Technical Architecture
Backend: Microservices in Go & Rust
- Go: Used for the API Gateway, User Service, and Notification Service due to its excellent concurrency and developer productivity.
- Rust: Used for the Core Trading Engine and Matching Engine where memory safety and performance are non-negotiable.
- gRPC: Services communicate via gRPC (Protobuf) for low-latency internal communication.
Data Consistency: Event Sourcing
In fintech, you never delete data; you append corrections. We used Event Sourcing with Kafka:
type AccountEvent =
| { type: 'DEPOSIT'; amount: number; source: string }
| { type: 'TRADE_BUY'; symbol: string; shares: number; price: number }
| { type: 'TRADE_SELL'; symbol: string; shares: number; price: number }
| { type: 'DIVIDEND'; symbol: string; amount: number }
| { type: 'WITHDRAWAL'; amount: number; destination: string };
function replayBalance(events: AccountEvent[]): number {
return events.reduce((balance, event) => {
switch (event.type) {
case 'DEPOSIT':
case 'DIVIDEND':
return balance + event.amount;
case 'TRADE_SELL':
return balance + event.shares * event.price;
case 'TRADE_BUY':
return balance - event.shares * event.price;
case 'WITHDRAWAL':
return balance - event.amount;
}
}, 0);
}
- Instead of storing just "Balance: $100", we store a sequence of events:
Deposit($50),TradeProfit($20),Withdrawal($10). - This allows us to "replay" the entire history of an account to audit exactly how the current balance was derived—a requirement for financial audits.
- Snapshot Optimization: For accounts with 100K+ events, we create balance snapshots every 1,000 events to avoid replaying the entire history.
Security & Compliance
- Biometric Auth: Integration with Apple FaceID and Android Biometrics for seamless but secure login.
- OAuth2 / OpenID Connect: Used for secure integration with third-party banking aggregators (like Plaid) to link bank accounts without storing credentials.
- Encryption: All PII (Personally Identifiable Information) is encrypted at the field level in the database using AWS KMS.
Impact & Results
The launch was a resounding success, proving that complex financial products can be delivered with a simple, human-centric UX.
Key Metrics
- $1.2B AUM: reached within the first year, exceeding targets by 200%.
- 40% Viral Coefficient: nearly half of new users came from referrals, driven by the social trading features.

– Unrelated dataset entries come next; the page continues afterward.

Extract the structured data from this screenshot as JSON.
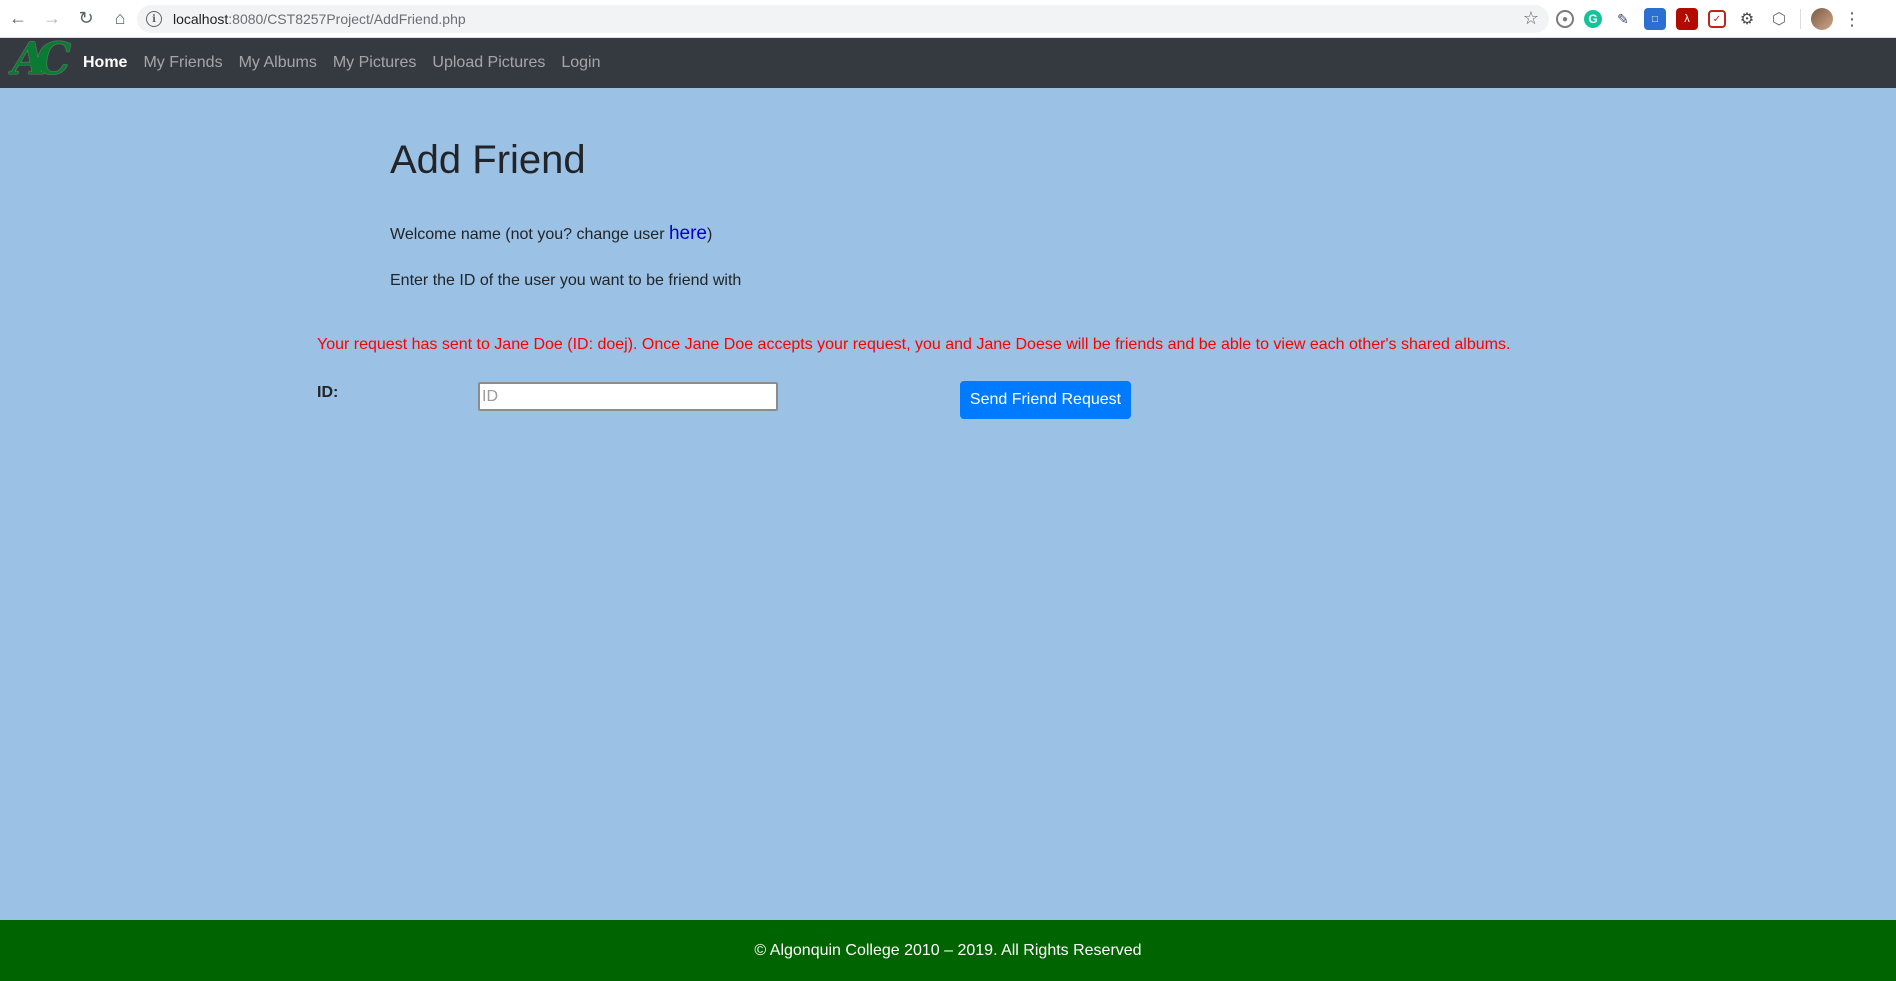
{
  "browser": {
    "url_host": "localhost",
    "url_rest": ":8080/CST8257Project/AddFriend.php",
    "back_icon": "arrow-left-icon",
    "forward_icon": "arrow-right-icon",
    "reload_icon": "reload-icon",
    "home_icon": "home-icon"
  },
  "navbar": {
    "logo_text": "AC",
    "links": [
      {
        "label": "Home",
        "active": true
      },
      {
        "label": "My Friends",
        "active": false
      },
      {
        "label": "My Albums",
        "active": false
      },
      {
        "label": "My Pictures",
        "active": false
      },
      {
        "label": "Upload Pictures",
        "active": false
      },
      {
        "label": "Login",
        "active": false
      }
    ],
    "background": "#343a40"
  },
  "main": {
    "title": "Add Friend",
    "welcome_prefix": "Welcome name (not you? change user ",
    "welcome_link": "here",
    "welcome_suffix": ")",
    "instructions": "Enter the ID of the user you want to be friend with",
    "status_message": "Your request has sent to Jane Doe (ID: doej). Once Jane Doe accepts your request, you and Jane Doese will be friends and be able to view each other's shared albums.",
    "status_color": "#ff0000",
    "id_label": "ID:",
    "id_placeholder": "ID",
    "id_value": "",
    "submit_label": "Send Friend Request",
    "background": "#9bc1e4"
  },
  "footer": {
    "text": "© Algonquin College 2010 – 2019. All Rights Reserved",
    "background": "#006400"
  }
}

- 99.999% Accuracy: Zero accounting errors in the internal ledger despite millions of fractional transactions.
User Testimonials
"Finally, an investment app that doesn't make me feel stupid. I invested my first $50 and actually understand where it went." — Jessica T., 24, First-time Investor
Future Roadmap
- Crypto Integration: Adding a unified wallet to hold both equities and cryptocurrencies side-by-side.

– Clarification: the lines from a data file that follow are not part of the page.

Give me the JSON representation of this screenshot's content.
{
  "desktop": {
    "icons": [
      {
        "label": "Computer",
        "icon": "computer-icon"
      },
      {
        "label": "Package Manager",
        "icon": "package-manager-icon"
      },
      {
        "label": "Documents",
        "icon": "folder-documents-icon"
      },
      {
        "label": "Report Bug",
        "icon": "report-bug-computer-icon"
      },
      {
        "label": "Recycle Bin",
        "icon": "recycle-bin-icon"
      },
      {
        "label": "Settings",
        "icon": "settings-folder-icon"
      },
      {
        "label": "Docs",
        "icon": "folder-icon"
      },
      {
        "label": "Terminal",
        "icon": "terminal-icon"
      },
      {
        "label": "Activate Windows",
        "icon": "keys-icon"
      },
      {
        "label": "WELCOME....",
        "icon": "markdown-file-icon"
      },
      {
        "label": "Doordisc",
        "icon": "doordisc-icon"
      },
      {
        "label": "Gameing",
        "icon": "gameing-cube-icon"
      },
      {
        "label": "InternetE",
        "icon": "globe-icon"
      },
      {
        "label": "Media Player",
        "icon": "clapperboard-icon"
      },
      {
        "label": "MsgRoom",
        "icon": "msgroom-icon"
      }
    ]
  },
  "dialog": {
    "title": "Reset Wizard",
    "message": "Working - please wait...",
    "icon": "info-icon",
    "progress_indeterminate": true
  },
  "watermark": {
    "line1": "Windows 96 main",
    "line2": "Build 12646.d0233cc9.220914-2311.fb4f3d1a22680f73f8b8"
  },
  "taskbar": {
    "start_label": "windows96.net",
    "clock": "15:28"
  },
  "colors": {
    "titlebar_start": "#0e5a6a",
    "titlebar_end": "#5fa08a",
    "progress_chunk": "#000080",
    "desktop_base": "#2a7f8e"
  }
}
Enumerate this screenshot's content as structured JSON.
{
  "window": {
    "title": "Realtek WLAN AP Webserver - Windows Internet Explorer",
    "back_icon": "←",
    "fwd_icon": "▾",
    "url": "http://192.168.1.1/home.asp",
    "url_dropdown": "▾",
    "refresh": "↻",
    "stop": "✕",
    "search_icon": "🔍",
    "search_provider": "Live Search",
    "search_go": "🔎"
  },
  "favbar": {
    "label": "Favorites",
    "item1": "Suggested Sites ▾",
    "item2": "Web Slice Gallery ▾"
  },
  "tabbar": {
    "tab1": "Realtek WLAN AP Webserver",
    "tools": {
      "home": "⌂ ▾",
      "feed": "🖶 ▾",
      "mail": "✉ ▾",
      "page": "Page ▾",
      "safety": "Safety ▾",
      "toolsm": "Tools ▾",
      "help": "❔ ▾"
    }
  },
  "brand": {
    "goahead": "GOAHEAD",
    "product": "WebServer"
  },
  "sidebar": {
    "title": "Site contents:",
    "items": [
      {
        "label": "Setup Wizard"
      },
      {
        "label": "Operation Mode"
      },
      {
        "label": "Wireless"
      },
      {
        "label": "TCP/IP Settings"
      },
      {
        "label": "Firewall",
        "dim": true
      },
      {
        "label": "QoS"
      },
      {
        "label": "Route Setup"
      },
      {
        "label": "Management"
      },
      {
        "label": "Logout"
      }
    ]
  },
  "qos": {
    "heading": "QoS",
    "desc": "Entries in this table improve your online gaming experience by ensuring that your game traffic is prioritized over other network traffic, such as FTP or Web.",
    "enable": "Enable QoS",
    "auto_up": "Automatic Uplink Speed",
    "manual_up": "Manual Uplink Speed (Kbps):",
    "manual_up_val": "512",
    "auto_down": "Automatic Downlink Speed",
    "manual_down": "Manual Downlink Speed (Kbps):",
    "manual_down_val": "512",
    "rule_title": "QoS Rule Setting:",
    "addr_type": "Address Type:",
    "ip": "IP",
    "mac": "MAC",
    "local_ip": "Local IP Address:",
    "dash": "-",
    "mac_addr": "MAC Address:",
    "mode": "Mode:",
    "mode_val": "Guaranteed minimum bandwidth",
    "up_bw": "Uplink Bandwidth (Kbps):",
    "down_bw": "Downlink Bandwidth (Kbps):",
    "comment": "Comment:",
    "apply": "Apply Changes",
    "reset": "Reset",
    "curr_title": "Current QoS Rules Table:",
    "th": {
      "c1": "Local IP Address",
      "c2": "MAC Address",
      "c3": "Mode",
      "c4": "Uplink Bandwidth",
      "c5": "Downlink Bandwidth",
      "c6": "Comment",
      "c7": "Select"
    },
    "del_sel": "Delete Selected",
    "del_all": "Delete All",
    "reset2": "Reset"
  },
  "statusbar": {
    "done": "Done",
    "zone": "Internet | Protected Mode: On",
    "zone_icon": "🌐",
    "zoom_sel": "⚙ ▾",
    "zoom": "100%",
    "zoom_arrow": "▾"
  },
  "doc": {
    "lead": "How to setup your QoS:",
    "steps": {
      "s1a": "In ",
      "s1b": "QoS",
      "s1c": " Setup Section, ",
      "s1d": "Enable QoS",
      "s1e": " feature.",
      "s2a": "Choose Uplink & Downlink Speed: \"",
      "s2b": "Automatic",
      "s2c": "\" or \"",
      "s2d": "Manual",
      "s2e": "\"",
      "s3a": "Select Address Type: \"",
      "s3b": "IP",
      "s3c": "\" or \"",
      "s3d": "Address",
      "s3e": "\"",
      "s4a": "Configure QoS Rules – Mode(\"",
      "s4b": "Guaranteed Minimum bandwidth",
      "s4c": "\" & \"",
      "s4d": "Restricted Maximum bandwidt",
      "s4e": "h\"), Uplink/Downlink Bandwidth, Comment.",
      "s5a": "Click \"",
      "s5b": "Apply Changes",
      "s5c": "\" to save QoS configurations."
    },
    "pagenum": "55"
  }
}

- Direct Indexing: Allowing users to create their own "ETFs" (e.g., "Exclude Oil Companies from the S&P 500").
- B2B White Labeling: Licensing the fractional trading engine to smaller community banks who want to offer investment services.
Lessons Learned
- Event Sourcing + CQRS is essential for fintech — The ability to replay any account's history is not optional in a regulated environment. We caught 3 edge-case bugs in the fractional allocation engine through event replay that would have been invisible with traditional CRUD.
- Aggregate windows are a UX decision — We initially used 100ms aggregation windows, but users perceived their orders as "delayed". We switched to 50ms windows during market hours and 500ms off-hours, reducing complaints by 80%.
- Compliance is a feature, not a checkbox — Building KYC/AML into the onboarding flow (rather than bolting it on) increased completion rates by 35% compared to competitors who redirect to external verification services.
Conclusion
InvestWait Inc. didn't just build an app; they built a financial operating system for the next generation. By abstracting away the complexity of Wall Street behind a beautiful interface, we empowered hundreds of thousands of people to take control of their financial future.
Technologies Used: Rust, Go, PostgreSQL, Kafka, React Native, AWS KMS, Docker, Kubernetes, gRPC, TypeScript.